NASA's Curiosity rover has stolen much of the spotlight on Mars lately with its discoveries of once-watery environments and strange, door-handle shaped rocks. But this week, NASA's older rover Opportunity drove into the history books, becoming the furthest NASA object to travel on the surface of another body in the solar system. Opportunity's total 22.22 miles driven on Mars since landing there January 2004 is still short of the all-time record for interplanetary driving, the 23 miles that the Soviet Union's Lunokhod 2 rover drove over the surface of the Moon in 1973. But Opportunity's long journey beats NASA's previous record, the 22.21 miles that NASA astronauts traveled in the Apollo 17 lunar rover in 1972.
NASA interplanetary driving chart (Credit: NASA/JPL-Caltech).

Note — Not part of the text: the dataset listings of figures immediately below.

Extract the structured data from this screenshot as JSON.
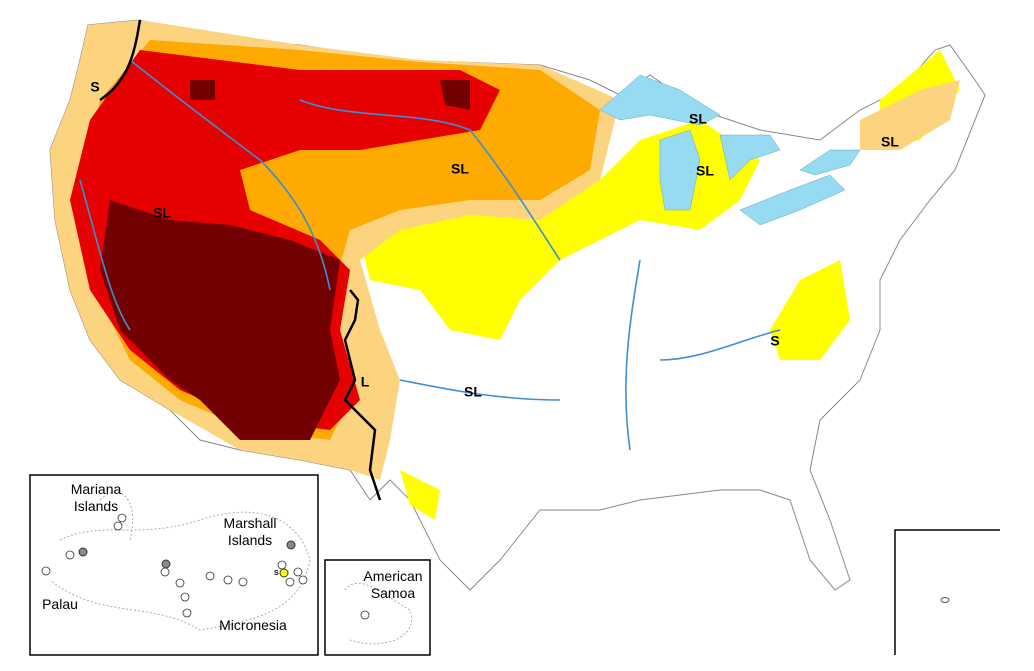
{
  "map_labels": [
    "S",
    "SL",
    "SL",
    "SL",
    "SL",
    "SL",
    "L",
    "SL",
    "S"
  ],
  "pacific_inset": {
    "mariana": [
      "Mariana",
      "Islands"
    ],
    "marshall": [
      "Marshall",
      "Islands"
    ],
    "palau": "Palau",
    "micronesia": "Micronesia",
    "marker_label": "S"
  },
  "samoa_inset": {
    "label": [
      "American",
      "Samoa"
    ]
  }
}
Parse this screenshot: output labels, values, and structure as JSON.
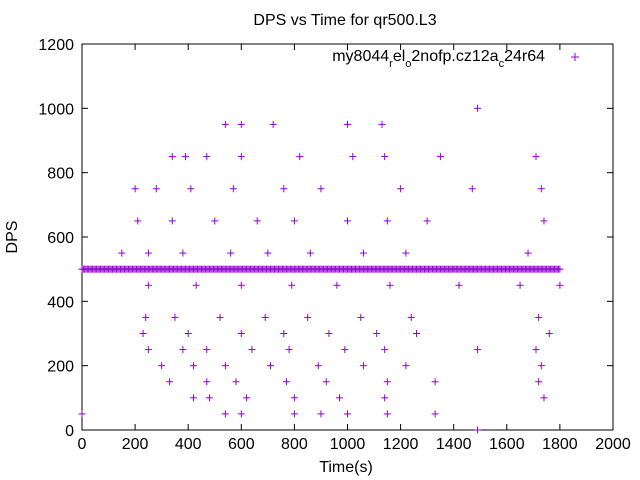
{
  "chart_data": {
    "type": "scatter",
    "title": "DPS vs Time for qr500.L3",
    "xlabel": "Time(s)",
    "ylabel": "DPS",
    "xlim": [
      0,
      2000
    ],
    "ylim": [
      0,
      1200
    ],
    "xticks": [
      "0",
      "200",
      "400",
      "600",
      "800",
      "1000",
      "1200",
      "1400",
      "1600",
      "1800",
      "2000"
    ],
    "yticks": [
      "0",
      "200",
      "400",
      "600",
      "800",
      "1000",
      "1200"
    ],
    "grid": false,
    "legend_position": "top-right",
    "legend": {
      "base": "my8044",
      "sub1": "r",
      "mid1": "el",
      "sub2": "o",
      "mid2": "2nofp.cz12a",
      "sub3": "c",
      "tail": "24r64"
    },
    "marker_color": "#9400d3",
    "series": [
      {
        "points": [
          [
            0,
            50
          ],
          [
            1490,
            0
          ],
          [
            1490,
            1000
          ],
          [
            540,
            950
          ],
          [
            1000,
            950
          ],
          [
            1130,
            950
          ],
          [
            600,
            950
          ],
          [
            720,
            950
          ],
          [
            340,
            850
          ],
          [
            390,
            850
          ],
          [
            470,
            850
          ],
          [
            600,
            850
          ],
          [
            820,
            850
          ],
          [
            1020,
            850
          ],
          [
            1140,
            850
          ],
          [
            1350,
            850
          ],
          [
            1710,
            850
          ],
          [
            200,
            750
          ],
          [
            280,
            750
          ],
          [
            410,
            750
          ],
          [
            570,
            750
          ],
          [
            760,
            750
          ],
          [
            900,
            750
          ],
          [
            1200,
            750
          ],
          [
            1470,
            750
          ],
          [
            1730,
            750
          ],
          [
            210,
            650
          ],
          [
            340,
            650
          ],
          [
            500,
            650
          ],
          [
            660,
            650
          ],
          [
            800,
            650
          ],
          [
            1000,
            650
          ],
          [
            1150,
            650
          ],
          [
            1300,
            650
          ],
          [
            1740,
            650
          ],
          [
            150,
            550
          ],
          [
            250,
            550
          ],
          [
            380,
            550
          ],
          [
            560,
            550
          ],
          [
            700,
            550
          ],
          [
            860,
            550
          ],
          [
            1060,
            550
          ],
          [
            1220,
            550
          ],
          [
            1680,
            550
          ],
          [
            250,
            450
          ],
          [
            430,
            450
          ],
          [
            600,
            450
          ],
          [
            790,
            450
          ],
          [
            960,
            450
          ],
          [
            1160,
            450
          ],
          [
            1420,
            450
          ],
          [
            1650,
            450
          ],
          [
            1800,
            450
          ],
          [
            240,
            350
          ],
          [
            350,
            350
          ],
          [
            520,
            350
          ],
          [
            690,
            350
          ],
          [
            850,
            350
          ],
          [
            1050,
            350
          ],
          [
            1240,
            350
          ],
          [
            1720,
            350
          ],
          [
            230,
            300
          ],
          [
            400,
            300
          ],
          [
            600,
            300
          ],
          [
            760,
            300
          ],
          [
            930,
            300
          ],
          [
            1110,
            300
          ],
          [
            1260,
            300
          ],
          [
            1760,
            300
          ],
          [
            250,
            250
          ],
          [
            380,
            250
          ],
          [
            470,
            250
          ],
          [
            640,
            250
          ],
          [
            780,
            250
          ],
          [
            990,
            250
          ],
          [
            1140,
            250
          ],
          [
            1490,
            250
          ],
          [
            1710,
            250
          ],
          [
            300,
            200
          ],
          [
            420,
            200
          ],
          [
            540,
            200
          ],
          [
            710,
            200
          ],
          [
            890,
            200
          ],
          [
            1060,
            200
          ],
          [
            1220,
            200
          ],
          [
            1730,
            200
          ],
          [
            330,
            150
          ],
          [
            470,
            150
          ],
          [
            580,
            150
          ],
          [
            770,
            150
          ],
          [
            920,
            150
          ],
          [
            1150,
            150
          ],
          [
            1330,
            150
          ],
          [
            1720,
            150
          ],
          [
            420,
            100
          ],
          [
            480,
            100
          ],
          [
            620,
            100
          ],
          [
            800,
            100
          ],
          [
            970,
            100
          ],
          [
            1140,
            100
          ],
          [
            1740,
            100
          ],
          [
            540,
            50
          ],
          [
            600,
            50
          ],
          [
            800,
            50
          ],
          [
            900,
            50
          ],
          [
            1000,
            50
          ],
          [
            1150,
            50
          ],
          [
            1330,
            50
          ]
        ],
        "dense_band": {
          "y": 500,
          "x_start": 0,
          "x_end": 1800,
          "step": 5
        }
      }
    ]
  }
}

To commemorate the occasion, NASA released an interplanetary drive distances chart this week, seen above. Opportunity is still going strong after almost ten years of operations on the Red Planet, 36 times longer than its original mission lifetime, despite getting suck several times and accumulating massive quantities of dust on its solar panels. In fact, Opportunity is likely to break the old Soviet lunar record for furthest drive off Earth later this year, as NASA already has another trip planned for the rover, 1.4 miles away from its present location in a Martian crater. That journey is likely to take some time though — as the rover, like all of its fellow interplanetary robotic siblings, travels fairly slowly. Scientists are hopeful Opportunity can make it all the way there by February 2014, before Martian winter sets in. And you thought your family road trips were arduous.